In [13]:
import numpy as np

class CategoricalCrossentropyLoss:
    def __init__(self):
        self.input = None
        self.target = None
        self.output = None

    def categorical_crossentropy(self, y_true, y_pred):
        epsilon = 1e-15
        y_pred = np.clip(y_pred, epsilon, 1 - epsilon)
        return -np.sum(y_true * np.log(y_pred))

    def forward(self, y_pred, y_true):
        self.input = y_pred
        self.target = y_true
        self.output = self.categorical_crossentropy(y_true, y_pred)
        return self.output

    def backward(self):
        epsilon = 1e-15
        grad_input = -self.target / (self.input + epsilon)
        return grad_input

# Example usage:
categorical_crossentropy_loss = CategoricalCrossentropyLoss()

# Example true labels (one-hot encoded)
y_true = np.array([0, 1, 0])

# Example predicted probabilities from the model
y_pred = np.array([0.2, 0.7, 0.1])

# Forward pass
loss = categorical_crossentropy_loss.forward(y_pred, y_true)
print("Categorical Crossentropy Loss:", loss)

# Backward pass
grad_input = categorical_crossentropy_loss.backward()
print("Gradient with respect to input:", grad_input)
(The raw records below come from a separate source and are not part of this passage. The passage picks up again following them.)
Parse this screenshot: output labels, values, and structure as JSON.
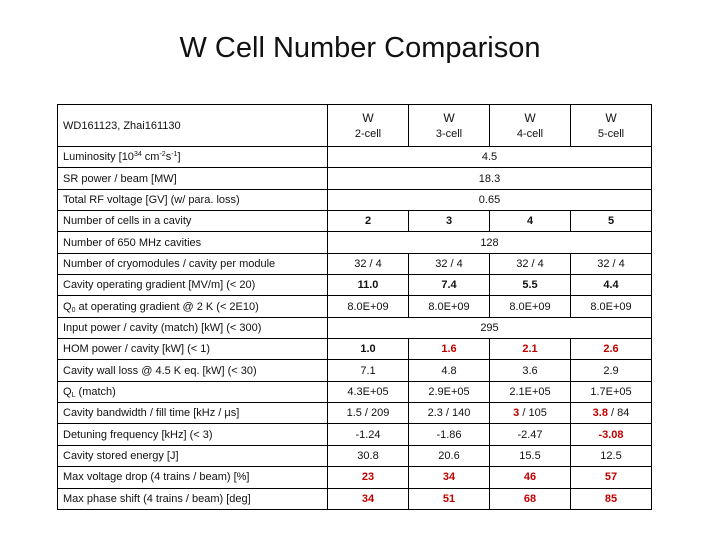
{
  "title": "W Cell Number Comparison",
  "corner_label": "WD161123, Zhai161130",
  "columns": [
    {
      "head": "W",
      "sub": "2-cell"
    },
    {
      "head": "W",
      "sub": "3-cell"
    },
    {
      "head": "W",
      "sub": "4-cell"
    },
    {
      "head": "W",
      "sub": "5-cell"
    }
  ],
  "rows": [
    {
      "label": "Luminosity [10³⁴ cm⁻²s⁻¹]",
      "span": "4.5"
    },
    {
      "label": "SR power / beam [MW]",
      "span": "18.3"
    },
    {
      "label": "Total RF voltage [GV] (w/ para. loss)",
      "span": "0.65"
    },
    {
      "label": "Number of cells in a cavity",
      "values": [
        "2",
        "3",
        "4",
        "5"
      ],
      "bold": [
        true,
        true,
        true,
        true
      ]
    },
    {
      "label": "Number of 650 MHz cavities",
      "span": "128"
    },
    {
      "label": "Number of cryomodules / cavity per module",
      "values": [
        "32 / 4",
        "32 / 4",
        "32 / 4",
        "32 / 4"
      ]
    },
    {
      "label": "Cavity operating gradient [MV/m] (< 20)",
      "values": [
        "11.0",
        "7.4",
        "5.5",
        "4.4"
      ],
      "bold": [
        true,
        true,
        true,
        true
      ]
    },
    {
      "label": "Q0 at operating gradient @ 2 K (< 2E10)",
      "values": [
        "8.0E+09",
        "8.0E+09",
        "8.0E+09",
        "8.0E+09"
      ]
    },
    {
      "label": "Input power / cavity (match) [kW] (< 300)",
      "span": "295"
    },
    {
      "label": "HOM power / cavity [kW] (< 1)",
      "values": [
        "1.0",
        "1.6",
        "2.1",
        "2.6"
      ],
      "bold": [
        true,
        true,
        true,
        true
      ],
      "red": [
        false,
        true,
        true,
        true
      ]
    },
    {
      "label": "Cavity wall loss @ 4.5 K eq. [kW] (< 30)",
      "values": [
        "7.1",
        "4.8",
        "3.6",
        "2.9"
      ]
    },
    {
      "label": "QL (match)",
      "values": [
        "4.3E+05",
        "2.9E+05",
        "2.1E+05",
        "1.7E+05"
      ]
    },
    {
      "label": "Cavity bandwidth / fill time [kHz / μs]",
      "values": [
        "1.5 / 209",
        "2.3 / 140",
        "3 / 105",
        "3.8 / 84"
      ],
      "redPart": [
        null,
        null,
        "3",
        "3.8"
      ]
    },
    {
      "label": "Detuning frequency [kHz] (< 3)",
      "values": [
        "-1.24",
        "-1.86",
        "-2.47",
        "-3.08"
      ],
      "bold": [
        false,
        false,
        false,
        true
      ],
      "red": [
        false,
        false,
        false,
        true
      ]
    },
    {
      "label": "Cavity stored energy [J]",
      "values": [
        "30.8",
        "20.6",
        "15.5",
        "12.5"
      ]
    },
    {
      "label": "Max voltage drop (4 trains / beam) [%]",
      "values": [
        "23",
        "34",
        "46",
        "57"
      ],
      "bold": [
        true,
        true,
        true,
        true
      ],
      "red": [
        true,
        true,
        true,
        true
      ]
    },
    {
      "label": "Max phase shift (4 trains / beam) [deg]",
      "values": [
        "34",
        "51",
        "68",
        "85"
      ],
      "bold": [
        true,
        true,
        true,
        true
      ],
      "red": [
        true,
        true,
        true,
        true
      ]
    }
  ],
  "colors": {
    "highlight": "#c00000",
    "border": "#000000"
  }
}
Categorical Crossentropy Loss: 0.35667494393873245
Gradient with respect to input: [ 0.         -1.42857143  0.        ]


In [20]:

# Cross-entropy loss
class Loss_CategoricalCrossentropy:

    # Forward pass
    def forward(self, y_pred, y_true):

        # Number of samples in a batch
        samples = len(y_pred)


        # Clip data to prevent division by 0
        # Clip both sides to not drag mean towards any value
        y_pred_clipped = np.clip(y_pred, 1e-7, 1 - 1e-7)

        # Probabilities for target values -
        # only if categorical labels
        if len(y_true.shape) == 1:
            correct_confidences = y_pred_clipped[
                range(samples),
                y_true
            ]

        # Mask values - only for one-hot encoded labels
        elif len(y_true.shape) == 2:
            correct_confidences = np.sum(
                y_pred_clipped * y_true,
                axis=1
            )

        # Losses
        negative_log_likelihoods = -np.log(correct_confidences)
        return negative_log_likelihoods

    # Backward pass
    def backward(self, y_pred, y_true):

        # Number of samples
        samples = len(y_pred)
        # Number of labels in every sample
        # We'll use the first sample to count them
        labels = len(y_pred[0])

        # If labels are sparse, turn them into one-hot vector
        if len(y_true.shape) == 1:
            y_true = np.eye(labels)[y_true]

        print(y_true)

        # Calculate gradient
        self.dinputs = -y_true / y_pred

        print(self.dinputs)
        # Normalize gradient
        self.dinputs = self.dinputs / samples

        return self.dinputs

# Example usage:
categorical_crossentropy_loss = Loss_CategoricalCrossentropy()

# Example true labels (one-hot encoded)
y_true = np.array([[0, 1, 0]])

# Example predicted probabilities from the model
y_pred = np.array([[0.2, 0.7, 0.1]])

# Forward pass
loss = categorical_crossentropy_loss.forward(y_pred, y_true)
print("Categorical Crossentropy Loss:", loss)

# Backward pass
grad_input = categorical_crossentropy_loss.backward(y_pred, y_true)
print("Gradient with respect to input:", grad_input)


Categorical Crossentropy Loss: [0.35667494]
[[0 1 0]]
[[ 0.         -1.42857143  0.        ]]
Gradient with respect to input: [[ 0.         -1.42857143  0.        ]]